Has the math changed much on the ACT over the past few years? If you look at big categories, it really hasn’t. But if you look at individual categories, you do see a lot of movement. For those of us trying to help students earn that last point, these individual changes matter quite a bit.
But before I dive into the numbers, I should describe where I got them. I took two batches of 10 tests. One batch started with December 2017 (A10) and ended with July 2020 (C01). The other started with April 2021 (D05) and ended with June 2023 (F12). I tagged every question, ran the tags through a number of python scripts, and then looked for fun patterns.
Every question had at least one of the nine tags that serve as x-axis labels in this chart:
I was surprised to see General Skills1 drop a bit. So did Difficult Equations2 and Advanced Topics3. Exponents were up, and so were Angles and Trig. But on the whole, these big categories did not change too much. I was much more interested in the more specific problem types mentioned below.
Why Should We Care About Small Movements In Small Categories?
You might wonder why these frequencies matter – if something showed up 2 times in 10 tests from 2018 - 2020, but it showed up 5 times from 2021 - 2023, should we care? I would argue…yes!!
On the most recent test (F12), 51/60 came out to a 30. But 56/60 was a 35. In that part of the curve, every question was worth a point. There’s no way to predict which questions will appear, of course. But let’s say you can find 50 question types with these attributes 1) they have a 10% chance of appearing on the test 2) the student would almost certainly get wrong today and 3) the student could learn fairly easily. On average, the student would get five more of these questions right – there’s your 35!
This hypothetical scenario is unrealistically simple, but I think it illustrates the right way to think about how to direct students’ efforts in homework and tutoring sessions.
Suppose you’ve assigned test form C03, and you realize that your student has missed both the logarithm question (#36) and the matrix multiplication question (#43). Both are difficult topics for many students, but logarithms showed up 10 times in the last 10 tests, while matrix multiplication only appeared once.
Now let’s get into the changes…
Even More Of These
Exponents and triangle area were both already on the ‘Guaranteed To Show Up’ portion of the Top 75 list, but they showed up even more on recent tests. I’m not sure that this changes how I teach students, but I thought it was interesting.
Fewer Of These
Fractions appeared much less frequently (from 52 down to 384)...but they are still one of the most common topics on the test, appearing at every level of difficulty.
Graph translations also dropped significantly (fewer than half as many). I couldn’t attribute this drop to any particular subcategory…there were just fewer ellipses, circle equations, and other equations or graphs that required vertical/horizontal shifts.

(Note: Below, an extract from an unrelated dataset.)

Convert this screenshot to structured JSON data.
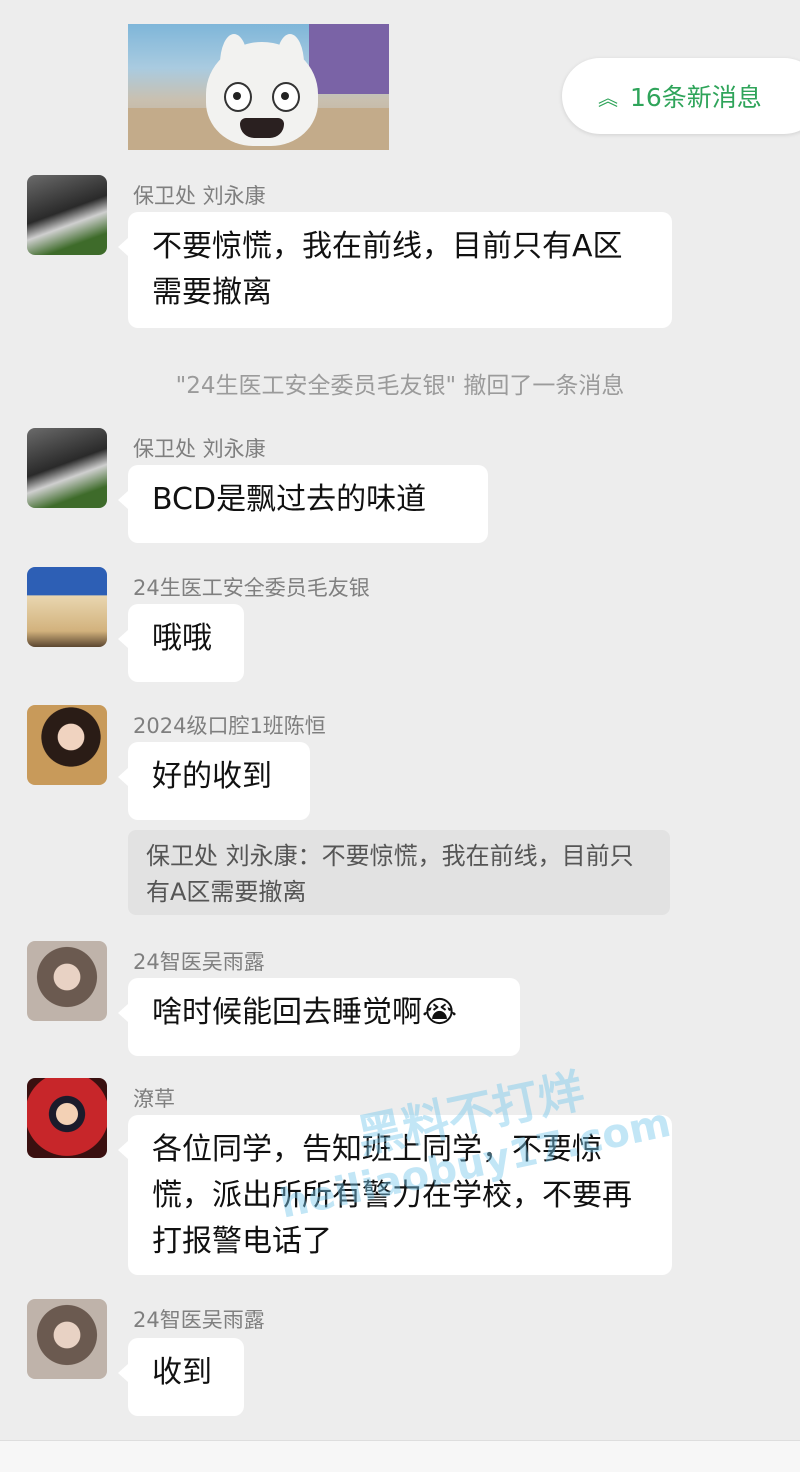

Medians dropped from 14 to 6. This really surprised me…you used to be able to count on medians to appear in every test, but that’s no longer the case.

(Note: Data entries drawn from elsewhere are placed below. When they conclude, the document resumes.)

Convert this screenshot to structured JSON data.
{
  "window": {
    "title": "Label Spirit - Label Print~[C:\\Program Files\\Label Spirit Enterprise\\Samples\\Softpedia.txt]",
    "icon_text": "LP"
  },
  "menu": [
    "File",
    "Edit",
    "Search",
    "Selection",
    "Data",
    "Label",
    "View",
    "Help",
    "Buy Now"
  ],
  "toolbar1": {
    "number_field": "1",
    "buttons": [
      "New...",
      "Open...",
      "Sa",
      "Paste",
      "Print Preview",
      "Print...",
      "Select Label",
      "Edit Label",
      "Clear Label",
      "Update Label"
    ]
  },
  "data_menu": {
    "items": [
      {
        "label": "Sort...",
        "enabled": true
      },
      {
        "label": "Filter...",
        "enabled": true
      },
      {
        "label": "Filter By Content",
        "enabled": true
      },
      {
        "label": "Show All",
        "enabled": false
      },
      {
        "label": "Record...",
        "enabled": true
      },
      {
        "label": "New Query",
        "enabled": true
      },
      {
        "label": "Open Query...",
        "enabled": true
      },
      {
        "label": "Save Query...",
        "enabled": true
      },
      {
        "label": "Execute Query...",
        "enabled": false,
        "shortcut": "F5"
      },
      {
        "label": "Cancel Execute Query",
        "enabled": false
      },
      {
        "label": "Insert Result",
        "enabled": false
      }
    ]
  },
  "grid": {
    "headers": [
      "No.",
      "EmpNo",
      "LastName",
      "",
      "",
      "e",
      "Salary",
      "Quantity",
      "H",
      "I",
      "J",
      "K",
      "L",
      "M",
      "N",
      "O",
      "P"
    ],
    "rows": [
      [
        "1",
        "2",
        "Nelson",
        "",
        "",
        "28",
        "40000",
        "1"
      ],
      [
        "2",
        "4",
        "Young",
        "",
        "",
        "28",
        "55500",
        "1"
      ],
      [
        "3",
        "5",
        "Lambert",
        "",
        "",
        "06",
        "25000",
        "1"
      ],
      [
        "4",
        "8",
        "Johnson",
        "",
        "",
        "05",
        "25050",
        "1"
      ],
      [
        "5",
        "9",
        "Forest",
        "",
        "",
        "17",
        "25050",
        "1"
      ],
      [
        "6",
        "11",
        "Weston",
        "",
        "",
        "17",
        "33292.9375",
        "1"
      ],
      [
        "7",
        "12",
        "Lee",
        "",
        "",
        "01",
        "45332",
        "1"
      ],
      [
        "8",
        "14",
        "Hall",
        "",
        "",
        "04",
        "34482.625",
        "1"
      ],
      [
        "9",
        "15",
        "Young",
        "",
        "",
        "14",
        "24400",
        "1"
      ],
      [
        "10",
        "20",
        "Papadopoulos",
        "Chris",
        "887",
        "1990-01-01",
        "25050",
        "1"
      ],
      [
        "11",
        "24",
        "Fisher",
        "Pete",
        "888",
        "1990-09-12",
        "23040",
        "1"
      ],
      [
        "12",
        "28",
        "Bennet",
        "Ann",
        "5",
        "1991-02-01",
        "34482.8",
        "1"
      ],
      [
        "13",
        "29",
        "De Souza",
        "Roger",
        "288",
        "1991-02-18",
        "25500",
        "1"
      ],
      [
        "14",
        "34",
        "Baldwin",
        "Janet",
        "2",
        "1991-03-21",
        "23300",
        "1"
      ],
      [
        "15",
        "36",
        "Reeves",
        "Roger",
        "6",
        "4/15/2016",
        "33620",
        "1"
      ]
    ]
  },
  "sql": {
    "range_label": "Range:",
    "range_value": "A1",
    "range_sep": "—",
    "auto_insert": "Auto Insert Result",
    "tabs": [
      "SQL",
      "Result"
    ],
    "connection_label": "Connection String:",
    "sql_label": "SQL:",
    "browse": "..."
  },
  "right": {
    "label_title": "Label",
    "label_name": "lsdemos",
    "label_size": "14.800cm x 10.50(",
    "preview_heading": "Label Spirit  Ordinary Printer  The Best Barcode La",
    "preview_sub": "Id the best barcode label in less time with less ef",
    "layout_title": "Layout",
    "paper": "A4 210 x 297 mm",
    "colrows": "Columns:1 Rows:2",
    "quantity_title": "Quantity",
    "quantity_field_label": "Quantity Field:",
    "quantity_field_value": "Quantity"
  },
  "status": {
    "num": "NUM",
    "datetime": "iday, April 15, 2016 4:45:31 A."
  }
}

Matrices (10 down to 6) and Circle Equations (6 down to 3) were also somewhat less common. Matrix multiplication only appeared once, as did completing the square for a circle equation. These are both so time consuming – I probably won’t teach them at all unless the student is very advanced or I start seeing more of them again.
Interesting Increases
Undefined rational expressions went from “Should I cover this?” (1 appearance) to “Worth Knowing” (4 appearances). Algebraic lowest common denominators (3 to 6) and given sine, find cosine were in this group too. Some others that appeared more frequently: geometric sequences (2 to 6), logarithms (6 to 10), and remainders (7 to 10).
Staples
It’s also worth pointing out how incredibly stable the test is as a whole. When I looked at all of my tags, more than half of them either appeared exactly the same number of times or within one of that number. Here are just a handful of very specific types that appeared the same number of times in the two sets: Pythagorean Theorem, Systems of Equations, the average sum trick, composite functions, factoring, midpoint, and 30:60:90.
These are all skills developed by 6th grade, including fractions, decimals, factors, multiples, basic chart reading, and many others. They aren’t necessarily easy questions, but every 6th grader would have encountered them at some point.
These include quadratic equations, cubic equations, conics…pretty much any equation that is more advanced than a linear equation.
These include matrices, vectors, imaginary numbers, function notation, absolute value…I’ll admit it’s a bit of a grab-bag.
On my ACT frequencies post, I found 43 questions in the past 10 tests…that is because I decided to use a different test this time (D05 instead of Z04, both from the same month). Z04 had even more fractions that usual! But the trend would still be there.